CEO recognized that mobile technology would make his company obsolete if it didn’t change its strategy.
Using mobile technology, CEO Jay Coughlan rebooted his company. Then he renamed it XRS Corp.
The tiny tech company, which makes communications systems for the trucking industry, was recognized for its transition to mobile with a Tekne Award in the “mobile technologies category’’ from the Minnesota High Tech Association last month.
“We moved all of our chips onto the table on mobile,” Coughlan said.
At a recent conference, Coughlan explained to a group of tech entrepreneurs and mobile application developers his perspective on the concept of “discontinuous innovation” — the idea that entirely new products and technologies can quickly make established technology obsolete.
A former computer mainframe salesman and later the CEO of Lawson Software, Coughlan spoke from personal experience as he rattled off some obsolete (or nearly so) corporate names from the recent past.
Companies like Control Data, Unisys, NCR, Univac, Wang, Gateway Computer, Tandy, Nokia, Palm and BlackBerry were undone by the rapid succession of personal computers, cellphones, smartphones and tablet computers.
Coughlan recognized the iPad and the greater adoption of smartphones, both at work and home, as the sort of discontinuous innovation that could overwhelm his company if it didn’t stay ahead of the trend.
In 2009 the company, then called Xata, acquired Toronto-based Turnpike Global Technologies, which provided a trucking compliance solution that ran through a handheld device.
Truckers and their companies must comply with myriad regulations, from logging hours driven and duty status to tracking state fuel taxes. The XRS service also helps improve performance by keeping track of maintenance schedules, fuel economy and more.
That $20 million acquisition would be the foundation of a complete shift in the company’s approach to providing logistics for the trucking industry. Xata used to be primarily a hardware company that installed a communications dome on top of truck’s cab and then tore apart the dashboard for a four-hour installation of a fixed-panel display and keyboard.
Now, with its mobile technology, it takes about 10 minutes to connect its XRS relay device and sync it with a wide variety of Android and Windows Mobile smartphones, rugged handheld devices and tablet computers that will automatically transmit vehicle and operator data directly to a management dashboard in the cloud.
In making the award to XRS, the Tekne Award judges said: “XRS is a convergence of wireless trends in the important trucking industry: It goes anywhere because it’s mobile; it’s flexible because it’s in the cloud; it’s social because it operates on the driver’s personal communication device; and it collects and manages mission-critical compliance and performance data for trucking firms.’’

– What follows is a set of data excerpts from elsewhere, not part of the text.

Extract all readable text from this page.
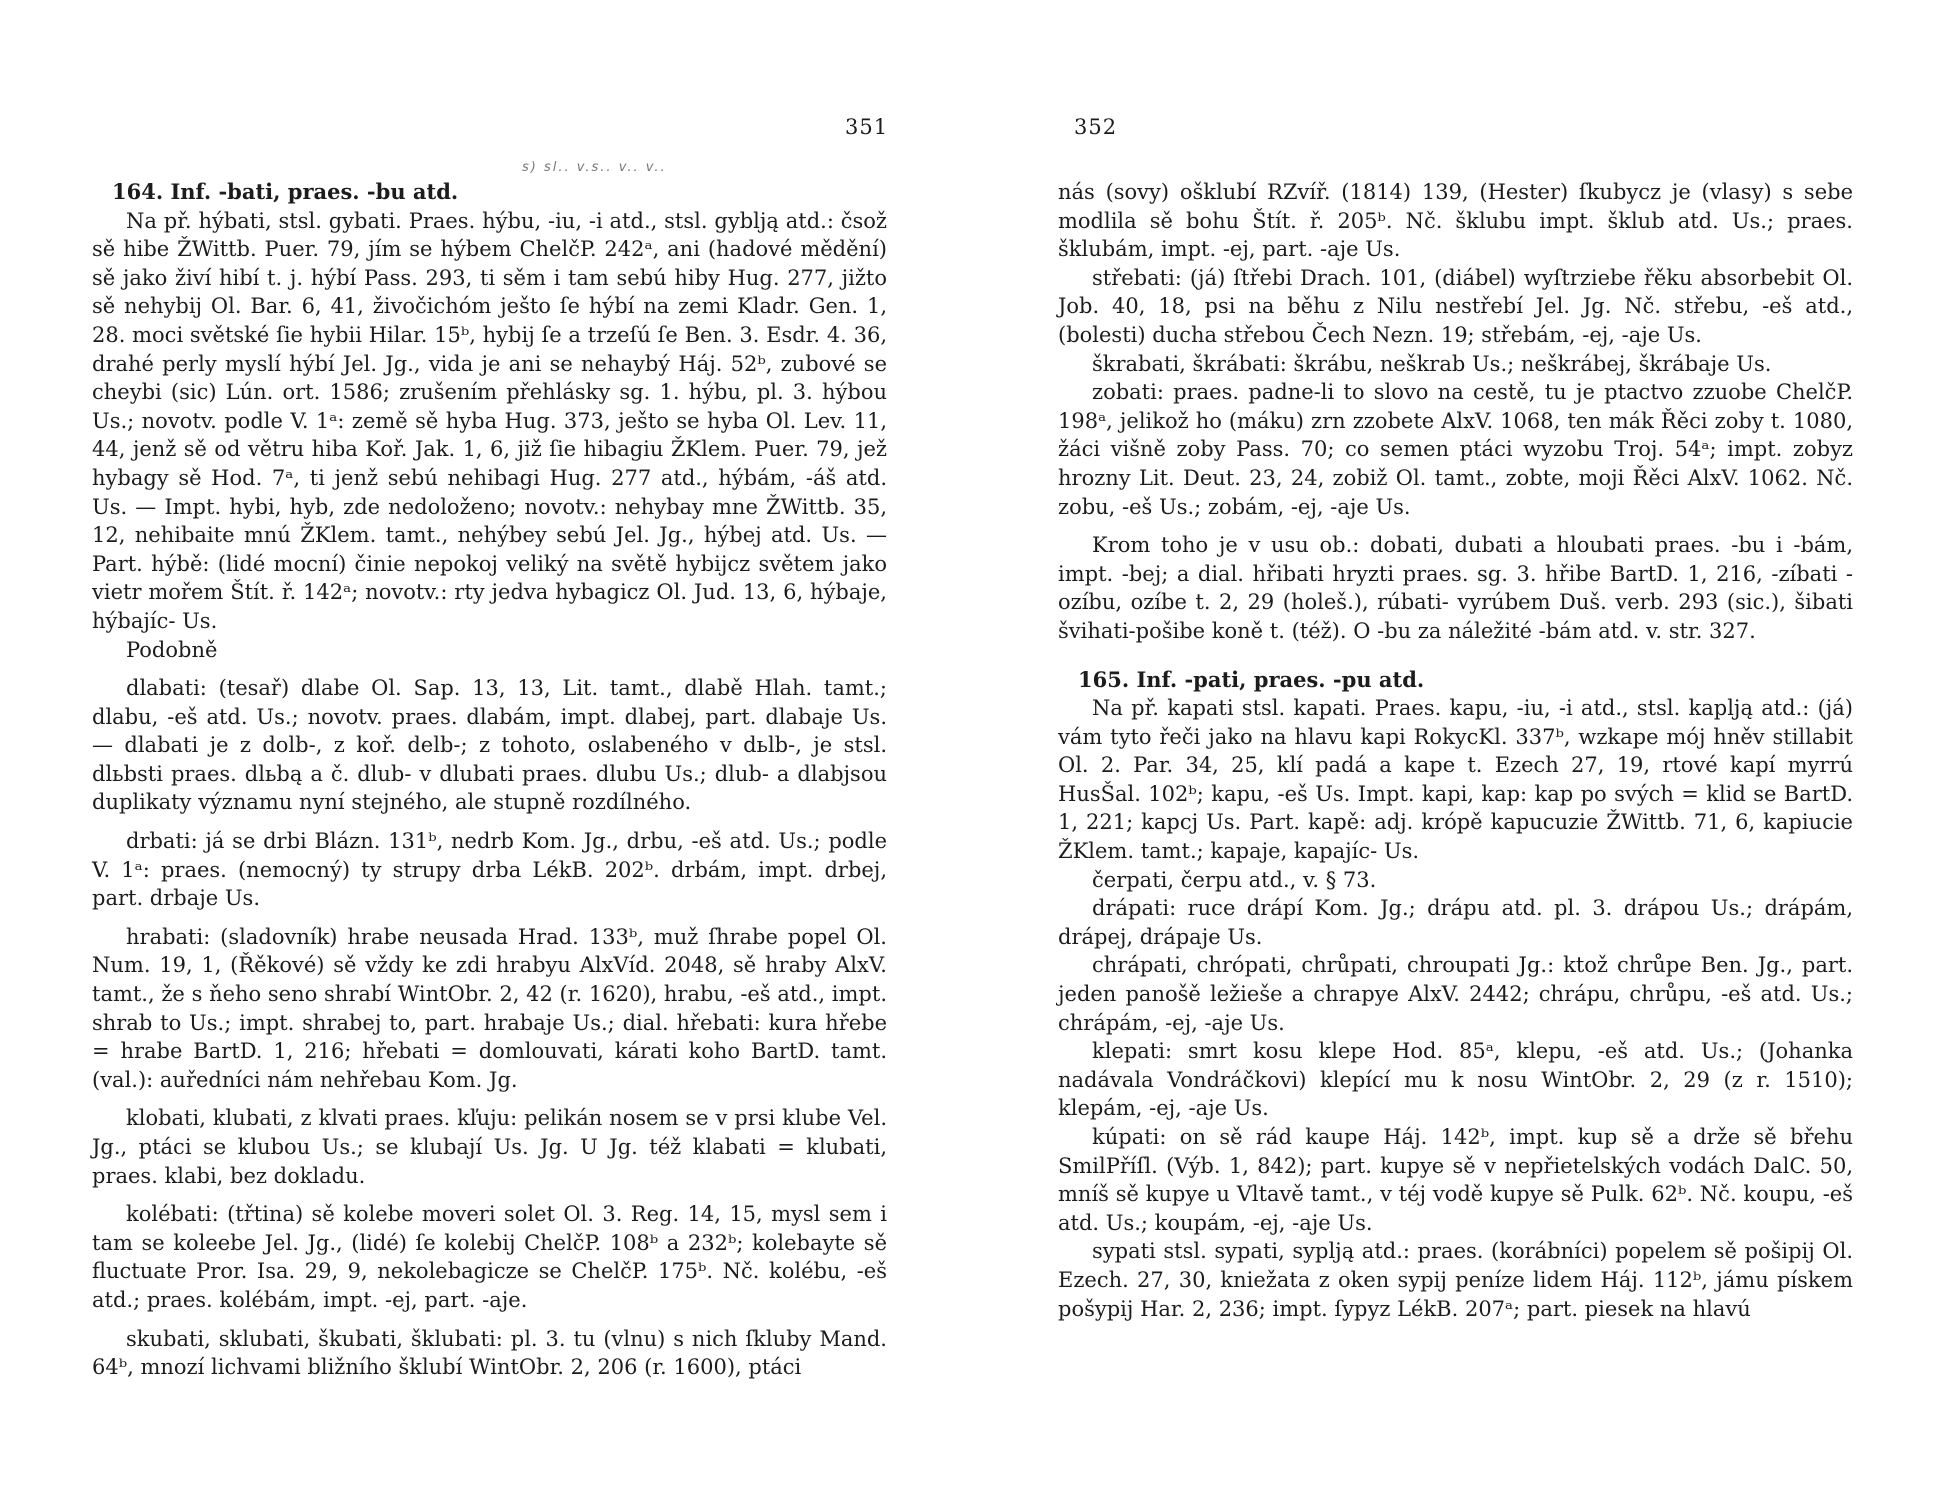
351
s) sl.. v.s.. v.. v..

164. Inf. -bati, praes. -bu atd.

Na př. hýbati, stsl. gybati. Praes. hýbu, -iu, -i atd., stsl. gyblją atd.: čsož sě hibe ŽWittb. Puer. 79, jím se hýbem ChelčP. 242ᵃ, ani (hadové mědění) sě jako živí hibí t. j. hýbí Pass. 293, ti sěm i tam sebú hiby Hug. 277, jižto sě nehybij Ol. Bar. 6, 41, živočichóm ješto ſe hýbí na zemi Kladr. Gen. 1, 28. moci světské ſie hybii Hilar. 15ᵇ, hybij ſe a trzeſú ſe Ben. 3. Esdr. 4. 36, drahé perly myslí hýbí Jel. Jg., vida je ani se nehaybý Háj. 52ᵇ, zubové se cheybi (sic) Lún. ort. 1586; zrušením přehlásky sg. 1. hýbu, pl. 3. hýbou Us.; novotv. podle V. 1ᵃ: země sě hyba Hug. 373, ješto se hyba Ol. Lev. 11, 44, jenž sě od větru hiba Koř. Jak. 1, 6, již ſie hibagiu ŽKlem. Puer. 79, jež hybagy sě Hod. 7ᵃ, ti jenž sebú nehibagi Hug. 277 atd., hýbám, -áš atd. Us. — Impt. hybi, hyb, zde nedoloženo; novotv.: nehybay mne ŽWittb. 35, 12, nehibaite mnú ŽKlem. tamt., nehýbey sebú Jel. Jg., hýbej atd. Us. — Part. hýbě: (lidé mocní) činie nepokoj veliký na světě hybijcz světem jako vietr mořem Štít. ř. 142ᵃ; novotv.: rty jedva hybagicz Ol. Jud. 13, 6, hýbaje, hýbajíc- Us.

Podobně

dlabati: (tesař) dlabe Ol. Sap. 13, 13, Lit. tamt., dlabě Hlah. tamt.; dlabu, -eš atd. Us.; novotv. praes. dlabám, impt. dlabej, part. dlabaje Us. — dlabati je z dolb-, z koř. delb-; z tohoto, oslabeného v dьlb-, je stsl. dlьbsti praes. dlьbą a č. dlub- v dlubati praes. dlubu Us.; dlub- a dlabjsou duplikaty významu nyní stejného, ale stupně rozdílného.

drbati: já se drbi Blázn. 131ᵇ, nedrb Kom. Jg., drbu, -eš atd. Us.; podle V. 1ᵃ: praes. (nemocný) ty strupy drba LékB. 202ᵇ. drbám, impt. drbej, part. drbaje Us.

hrabati: (sladovník) hrabe neusada Hrad. 133ᵇ, muž ſhrabe popel Ol. Num. 19, 1, (Řěkové) sě vždy ke zdi hrabyu AlxVíd. 2048, sě hraby AlxV. tamt., že s ňeho seno shrabí WintObr. 2, 42 (r. 1620), hrabu, -eš atd., impt. shrab to Us.; impt. shrabej to, part. hrabaje Us.; dial. hřebati: kura hřebe = hrabe BartD. 1, 216; hřebati = domlouvati, kárati koho BartD. tamt. (val.): auředníci nám nehřebau Kom. Jg.

klobati, klubati, z klvati praes. kľuju: pelikán nosem se v prsi klube Vel. Jg., ptáci se klubou Us.; se klubají Us. Jg. U Jg. též klabati = klubati, praes. klabi, bez dokladu.

kolébati: (třtina) sě kolebe moveri solet Ol. 3. Reg. 14, 15, mysl sem i tam se koleebe Jel. Jg., (lidé) ſe kolebij ChelčP. 108ᵇ a 232ᵇ; kolebayte sě fluctuate Pror. Isa. 29, 9, nekolebagicze se ChelčP. 175ᵇ. Nč. kolébu, -eš atd.; praes. kolébám, impt. -ej, part. -aje.

skubati, sklubati, škubati, šklubati: pl. 3. tu (vlnu) s nich ſkluby Mand. 64ᵇ, mnozí lichvami bližního šklubí WintObr. 2, 206 (r. 1600), ptáci

352

nás (sovy) ošklubí RZvíř. (1814) 139, (Hester) ſkubycz je (vlasy) s sebe modlila sě bohu Štít. ř. 205ᵇ. Nč. šklubu impt. šklub atd. Us.; praes. šklubám, impt. -ej, part. -aje Us.

střebati: (já) ſtřebi Drach. 101, (diábel) wyſtrziebe řěku absorbebit Ol. Job. 40, 18, psi na běhu z Nilu nestřebí Jel. Jg. Nč. střebu, -eš atd., (bolesti) ducha střebou Čech Nezn. 19; střebám, -ej, -aje Us.

škrabati, škrábati: škrábu, neškrab Us.; neškrábej, škrábaje Us.

zobati: praes. padne-li to slovo na cestě, tu je ptactvo zzuobe ChelčP. 198ᵃ, jelikož ho (máku) zrn zzobete AlxV. 1068, ten mák Řěci zoby t. 1080, žáci višně zoby Pass. 70; co semen ptáci wyzobu Troj. 54ᵃ; impt. zobyz hrozny Lit. Deut. 23, 24, zobiž Ol. tamt., zobte, moji Řěci AlxV. 1062. Nč. zobu, -eš Us.; zobám, -ej, -aje Us.

Krom toho je v usu ob.: dobati, dubati a hloubati praes. -bu i -bám, impt. -bej; a dial. hřibati hryzti praes. sg. 3. hřibe BartD. 1, 216, -zíbati -ozíbu, ozíbe t. 2, 29 (holeš.), rúbati- vyrúbem Duš. verb. 293 (sic.), šibati švihati-pošibe koně t. (též). O -bu za náležité -bám atd. v. str. 327.

165. Inf. -pati, praes. -pu atd.

Na př. kapati stsl. kapati. Praes. kapu, -iu, -i atd., stsl. kaplją atd.: (já) vám tyto řeči jako na hlavu kapi RokycKl. 337ᵇ, wzkape mój hněv stillabit Ol. 2. Par. 34, 25, klí padá a kape t. Ezech 27, 19, rtové kapí myrrú HusŠal. 102ᵇ; kapu, -eš Us. Impt. kapi, kap: kap po svých = klid se BartD. 1, 221; kapcj Us. Part. kapě: adj. krópě kapucuzie ŽWittb. 71, 6, kapiucie ŽKlem. tamt.; kapaje, kapajíc- Us.

čerpati, čerpu atd., v. § 73.

drápati: ruce drápí Kom. Jg.; drápu atd. pl. 3. drápou Us.; drápám, drápej, drápaje Us.

chrápati, chrópati, chrůpati, chroupati Jg.: ktož chrůpe Ben. Jg., part. jeden panošě ležieše a chrapye AlxV. 2442; chrápu, chrůpu, -eš atd. Us.; chrápám, -ej, -aje Us.

klepati: smrt kosu klepe Hod. 85ᵃ, klepu, -eš atd. Us.; (Johanka nadávala Vondráčkovi) klepící mu k nosu WintObr. 2, 29 (z r. 1510); klepám, -ej, -aje Us.

kúpati: on sě rád kaupe Háj. 142ᵇ, impt. kup sě a drže sě břehu SmilPříſl. (Výb. 1, 842); part. kupye sě v nepřietelských vodách DalC. 50, mníš sě kupye u Vltavě tamt., v téj vodě kupye sě Pulk. 62ᵇ. Nč. koupu, -eš atd. Us.; koupám, -ej, -aje Us.

sypati stsl. sypati, syplją atd.: praes. (korábníci) popelem sě pošipij Ol. Ezech. 27, 30, kniežata z oken sypij peníze lidem Háj. 112ᵇ, jámu pískem pošypij Har. 2, 236; impt. ſypyz LékB. 207ᵃ; part. piesek na hlavú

In August 2012, the company changed its name from Xata Corp. to XRS Corp., which helped mark its transformation from a hardware and software company to a mobile application company.

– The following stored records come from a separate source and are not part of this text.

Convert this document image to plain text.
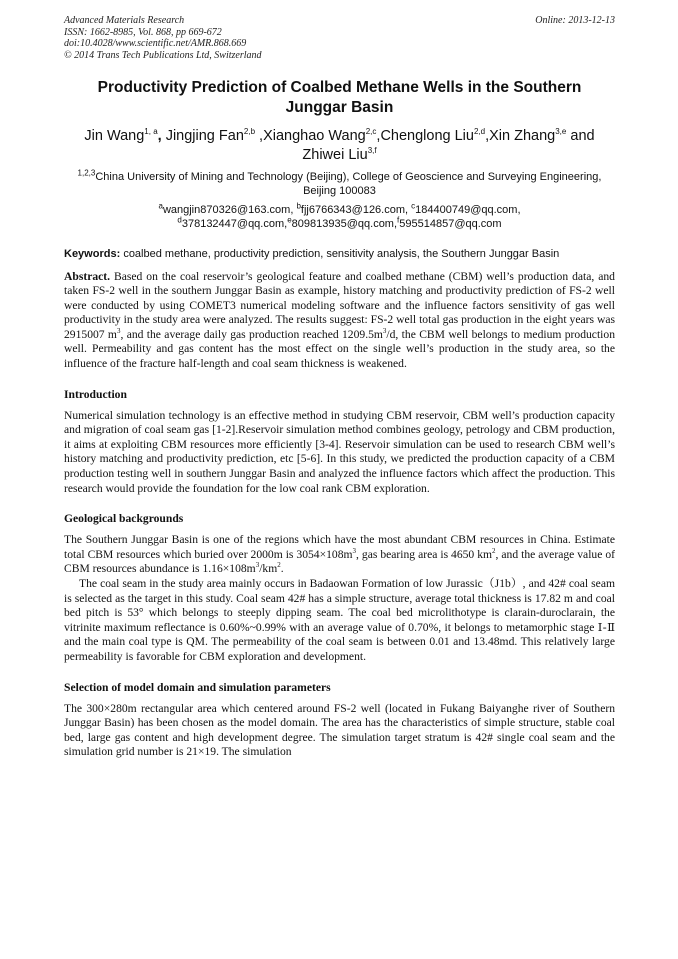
Advanced Materials Research
ISSN: 1662-8985, Vol. 868, pp 669-672
doi:10.4028/www.scientific.net/AMR.868.669
© 2014 Trans Tech Publications Ltd, Switzerland
Online: 2013-12-13
Productivity Prediction of Coalbed Methane Wells in the Southern Junggar Basin
Jin Wang$^{1, a}$, Jingjing Fan$^{2,b}$ ,Xianghao Wang$^{2,c}$,Chenglong Liu$^{2,d}$,Xin Zhang$^{3,e}$ and Zhiwei Liu$^{3,f}$
$^{1,2,3}$China University of Mining and Technology (Beijing), College of Geoscience and Surveying Engineering, Beijing 100083
$^a$wangjin870326@163.com, $^b$fjj6766343@126.com, $^c$184400749@qq.com,
$^d$378132447@qq.com,$^e$809813935@qq.com,$^f$595514857@qq.com
Keywords: coalbed methane, productivity prediction, sensitivity analysis, the Southern Junggar Basin

Abstract. Based on the coal reservoir’s geological feature and coalbed methane (CBM) well’s production data, and taken FS-2 well in the southern Junggar Basin as example, history matching and productivity prediction of FS-2 well were conducted by using COMET3 numerical modeling software and the influence factors sensitivity of gas well productivity in the study area were analyzed. The results suggest: FS-2 well total gas production in the eight years was 2915007 $m^3$, and the average daily gas production reached $1209.5m^3/d$, the CBM well belongs to medium production well. Permeability and gas content has the most effect on the single well’s production in the study area, so the influence of the fracture half-length and coal seam thickness is weakened.

Introduction

Numerical simulation technology is an effective method in studying CBM reservoir, CBM well’s production capacity and migration of coal seam gas [1-2].Reservoir simulation method combines geology, petrology and CBM production, it aims at exploiting CBM resources more efficiently [3-4]. Reservoir simulation can be used to research CBM well’s history matching and productivity prediction, etc [5-6]. In this study, we predicted the production capacity of a CBM production testing well in southern Junggar Basin and analyzed the influence factors which affect the production. This research would provide the foundation for the low coal rank CBM exploration.

Geological backgrounds

The Southern Junggar Basin is one of the regions which have the most abundant CBM resources in China. Estimate total CBM resources which buried over 2000m is $3054\times 108m^3$, gas bearing area is 4650 $km^2$, and the average value of CBM resources abundance is $1.16\times 108m^3/km^2$.

The coal seam in the study area mainly occurs in Badaowan Formation of low Jurassic（J1b）, and 42# coal seam is selected as the target in this study. Coal seam 42# has a simple structure, average total thickness is 17.82 m and coal bed pitch is 53° which belongs to steeply dipping seam. The coal bed microlithotype is clarain-duroclarain, the vitrinite maximum reflectance is 0.60%~0.99% with an average value of 0.70%, it belongs to metamorphic stage Ⅰ-Ⅱ and the main coal type is QM. The permeability of the coal seam is between 0.01 and 13.48md. This relatively large permeability is favorable for CBM exploration and development.

Selection of model domain and simulation parameters

The 300×280m rectangular area which centered around FS-2 well (located in Fukang Baiyanghe river of Southern Junggar Basin) has been chosen as the model domain. The area has the characteristics of simple structure, stable coal bed, large gas content and high development degree. The simulation target stratum is 42# single coal seam and the simulation grid number is 21×19. The simulation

The company and its agency partners — Bellmont Partners Public Relations and Rumpza Consulting — also recently won two Platinum MarCom Awards from the Association of Marketing and Communication Professionals for their work on the 2012 rebranding initiative from Xata Corp. to XRS Corp.
One of the big messages Coughlan delivered to the audience of mobile application developers at the MobCon conference was that change is hard and required more than making a few tweaks to an existing mobile application. The transition required new skills in engineering and software development. The way the new system will be sold is completely different.
“When I went down the road and jumped in with both feet, I didn’t realize it was going to be that much of a transition,” said Coughlan, who admits that part of the transition was painful. He estimates the company experienced a 70 percent turnover in employees during the process.
Coughlan thinks the adoption of mobile application development is going to be big. Industry reports in 2011 suggested that $54 billion would be spent in the mobile application market by 2015.